Perhaps some of Koh’s grit and resilience comes from her immigrant parents, who came to the U.S. in their teens and early 20’s. Koh credits her work ethic to her father and her gift of gab to her mother. She described her Korean parents as wholeheartedly supportive of her career choice, even though they had no experience in the field themselves.
“I don’t come from a long legacy of media professionals,” she laughed during a generous and open-hearted retelling of her childhood. “My mom just knew that I like talking and asking questions. She encouraged me to look into journalism, and potentially doing television journalism, because I would watch the evening news with her.” She loved fashion, and magazines like Vogue, so she thought she would go into something related. Instead, she threw herself into political reporting.
Every day is different.
“It sounds like a cliche in journalism, but it’s really true.” She could be in preparation for a story, in the middle of covering a story, or in post-production for a story. “I’ll fly to DC and I’ll prep a bunch of live hits for our live show.

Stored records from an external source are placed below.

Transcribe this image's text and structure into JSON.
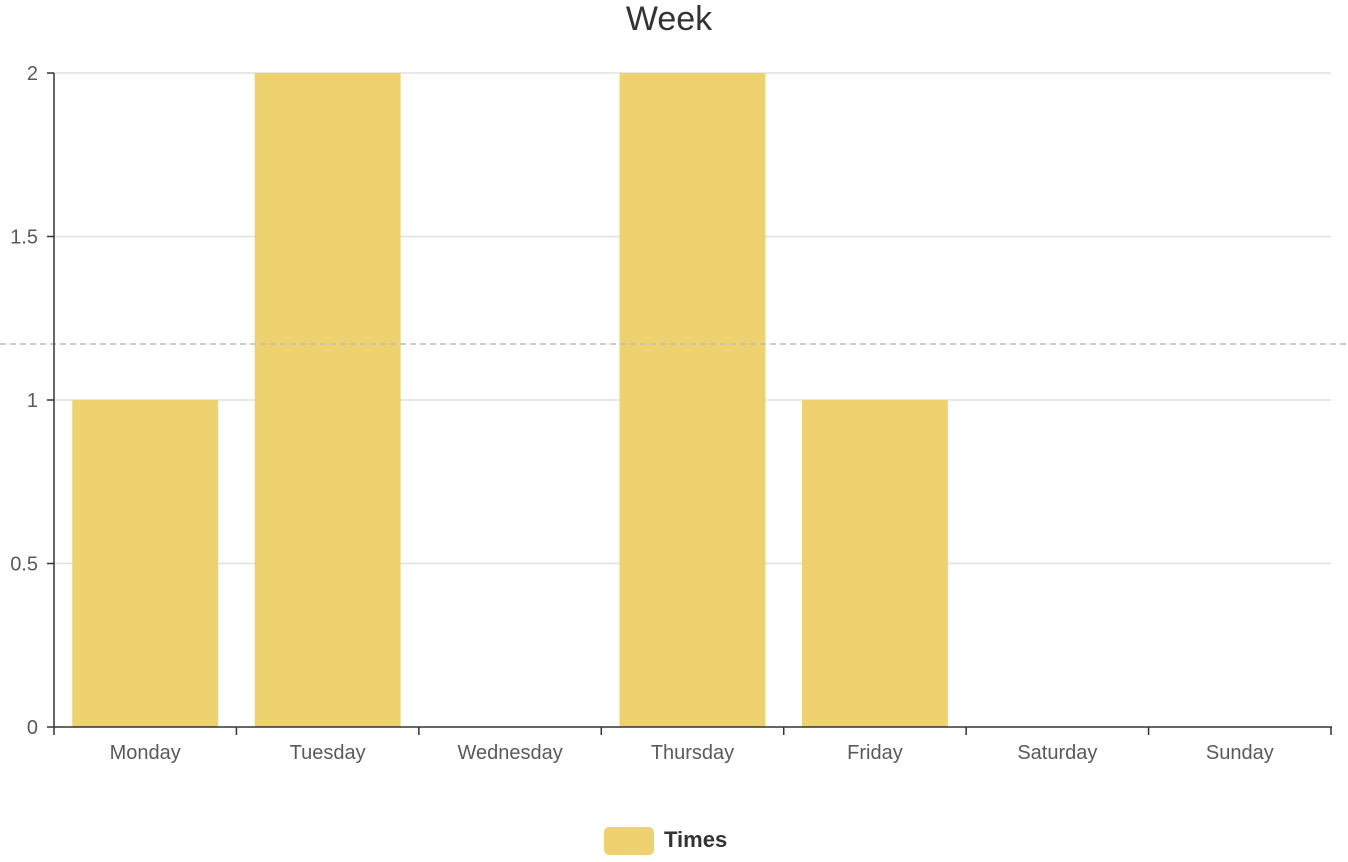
{
  "chart_data": {
    "type": "bar",
    "title": "Week",
    "categories": [
      "Monday",
      "Tuesday",
      "Wednesday",
      "Thursday",
      "Friday",
      "Saturday",
      "Sunday"
    ],
    "series": [
      {
        "name": "Times",
        "values": [
          1,
          2,
          0,
          2,
          1,
          0,
          0
        ],
        "color": "#eed26f"
      }
    ],
    "ylim": [
      0,
      2
    ],
    "yticks": [
      "0",
      "0.5",
      "1",
      "1.5",
      "2"
    ],
    "average_line": 1.1714,
    "grid": true,
    "legend_position": "bottom-center",
    "colors": {
      "bar": "#eed26f",
      "grid": "#e0e0e0",
      "axis": "#333333",
      "average_line": "#bbbbbb"
    }
  }
}
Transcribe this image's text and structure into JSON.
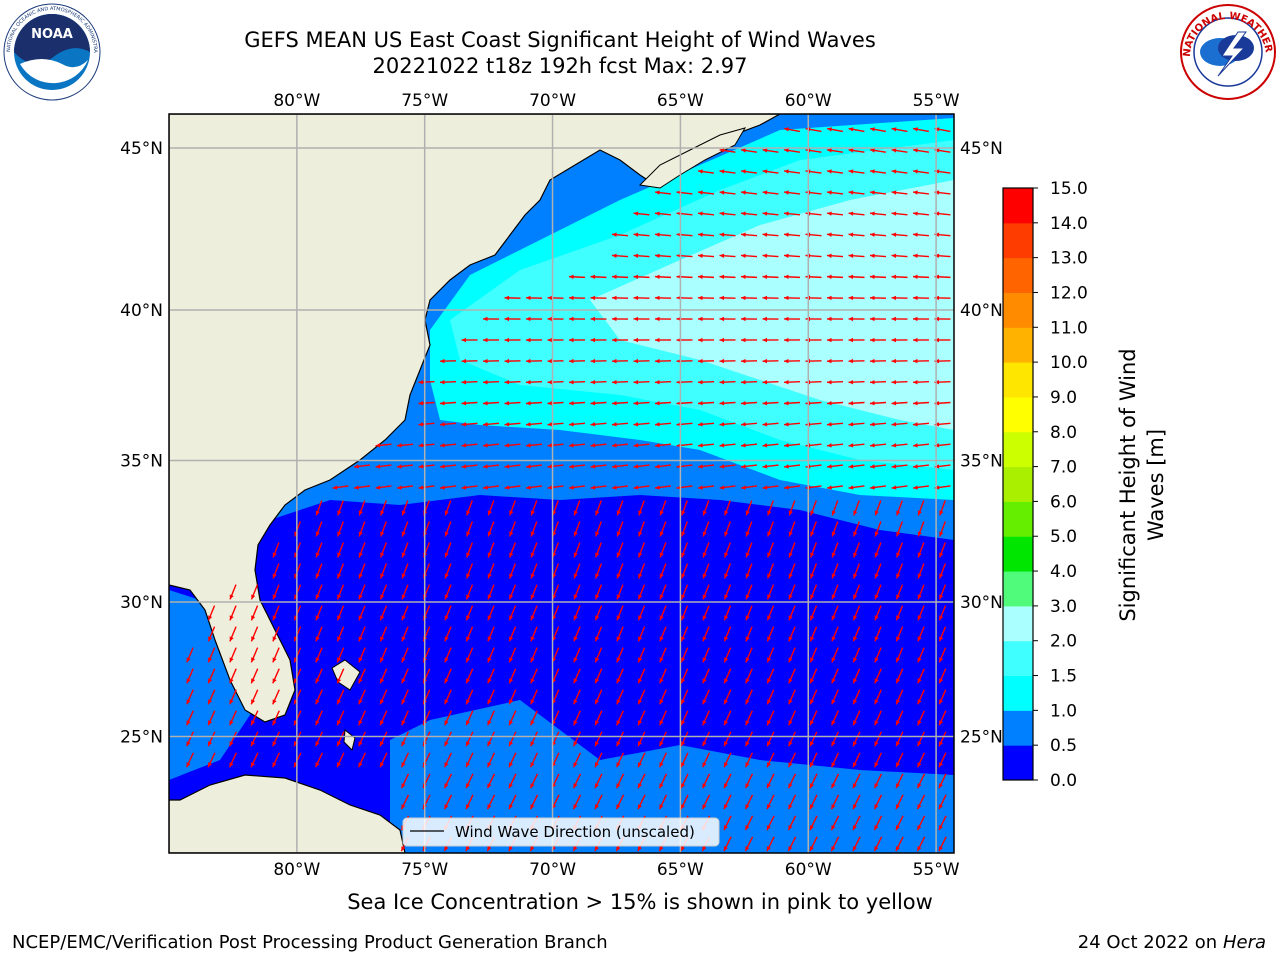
{
  "header": {
    "title_line1": "GEFS MEAN US East Coast Significant Height of Wind Waves",
    "title_line2": "20221022 t18z 192h fcst    Max: 2.97"
  },
  "logos": {
    "noaa_text": "NOAA",
    "noaa_ring_text": "NATIONAL OCEANIC AND ATMOSPHERIC ADMINISTRATION · U.S. DEPARTMENT OF COMMERCE",
    "nws_ring_text": "NATIONAL WEATHER SERVICE"
  },
  "map": {
    "lon_labels": [
      "80°W",
      "75°W",
      "70°W",
      "65°W",
      "60°W",
      "55°W"
    ],
    "lat_labels": [
      "45°N",
      "40°N",
      "35°N",
      "30°N",
      "25°N"
    ],
    "lon_values": [
      -80,
      -75,
      -70,
      -65,
      -60,
      -55
    ],
    "lat_values": [
      45,
      40,
      35,
      30,
      25
    ],
    "extent": {
      "lon": [
        -85,
        -54.3
      ],
      "lat": [
        20.5,
        46.0
      ]
    },
    "legend_label": "Wind Wave Direction (unscaled)",
    "colors": {
      "land": "#eeeedc",
      "grid": "#b0b0b0",
      "arrow": "#ff0000"
    }
  },
  "colorbar": {
    "label_line1": "Significant Height of Wind",
    "label_line2": "Waves [m]",
    "ticks": [
      "0.0",
      "0.5",
      "1.0",
      "1.5",
      "2.0",
      "3.0",
      "4.0",
      "5.0",
      "6.0",
      "7.0",
      "8.0",
      "9.0",
      "10.0",
      "11.0",
      "12.0",
      "13.0",
      "14.0",
      "15.0"
    ],
    "colors": [
      "#0000ff",
      "#0080ff",
      "#00ffff",
      "#40ffff",
      "#aaffff",
      "#50fa7b",
      "#00e600",
      "#66ee00",
      "#aaee00",
      "#ccff00",
      "#ffff00",
      "#ffe600",
      "#ffb300",
      "#ff8c00",
      "#ff6400",
      "#ff3c00",
      "#ff0000"
    ]
  },
  "footer": {
    "ice_note": "Sea Ice Concentration > 15% is shown in pink to yellow",
    "left": "NCEP/EMC/Verification Post Processing Product Generation Branch",
    "date": "24 Oct 2022 on ",
    "host": "Hera"
  }
}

Then, I’ll be on air either that day or the next morning, and I’ll be on location for six hours doing live hits for our team…then I’ll go home.” In these times, in this election, to do the job right, you can’t really stop for a second. Nevertheless, the Weekly asked Koh about her life off air, off work, offline.
“There’s this amazing Korean restaurant in New York called Her Name Is Han,” she said, lighting up. “The first time I went there, I was totally blown away because it reminded me of everything I grew up eating. There’s this one dish there. It’s tteokbokki. It’s like rice cakes. But instead of the way that your Korean mom would make it, they fry them until they’re really crispy, and then they’re covered in gochujang sauce. Mmm. It’s just like the most perfect dish in the whole world.” In addition to being a foodie, Koh enjoys taking yoga classes, and she nurtures her creativity through poetry and photography outside of work. She is a loving mother to her dog, a Golden Retriever, that you will catch her saying goodbye to on the going away video shot when she left for Ukraine. On that same video, you will also see her hugging her parents.
Koh’s empathy is often evident, such as in the documentary for which she and her team won an Edward R. Murrow regional award in 2017, “Thousand-Year Flood.” You might have seen the photos that were taken—of flood victims holding the one thing they were able to save from the flood waters, a cat, a Bible.
“It was a glimpse into what was important to them,” said Koh. She might spend a lot of time on the path of the big movers in politics, yet through her unflinching eyes, Koh captures what conflict abroad and at home means to the Davids, not the Goliaths.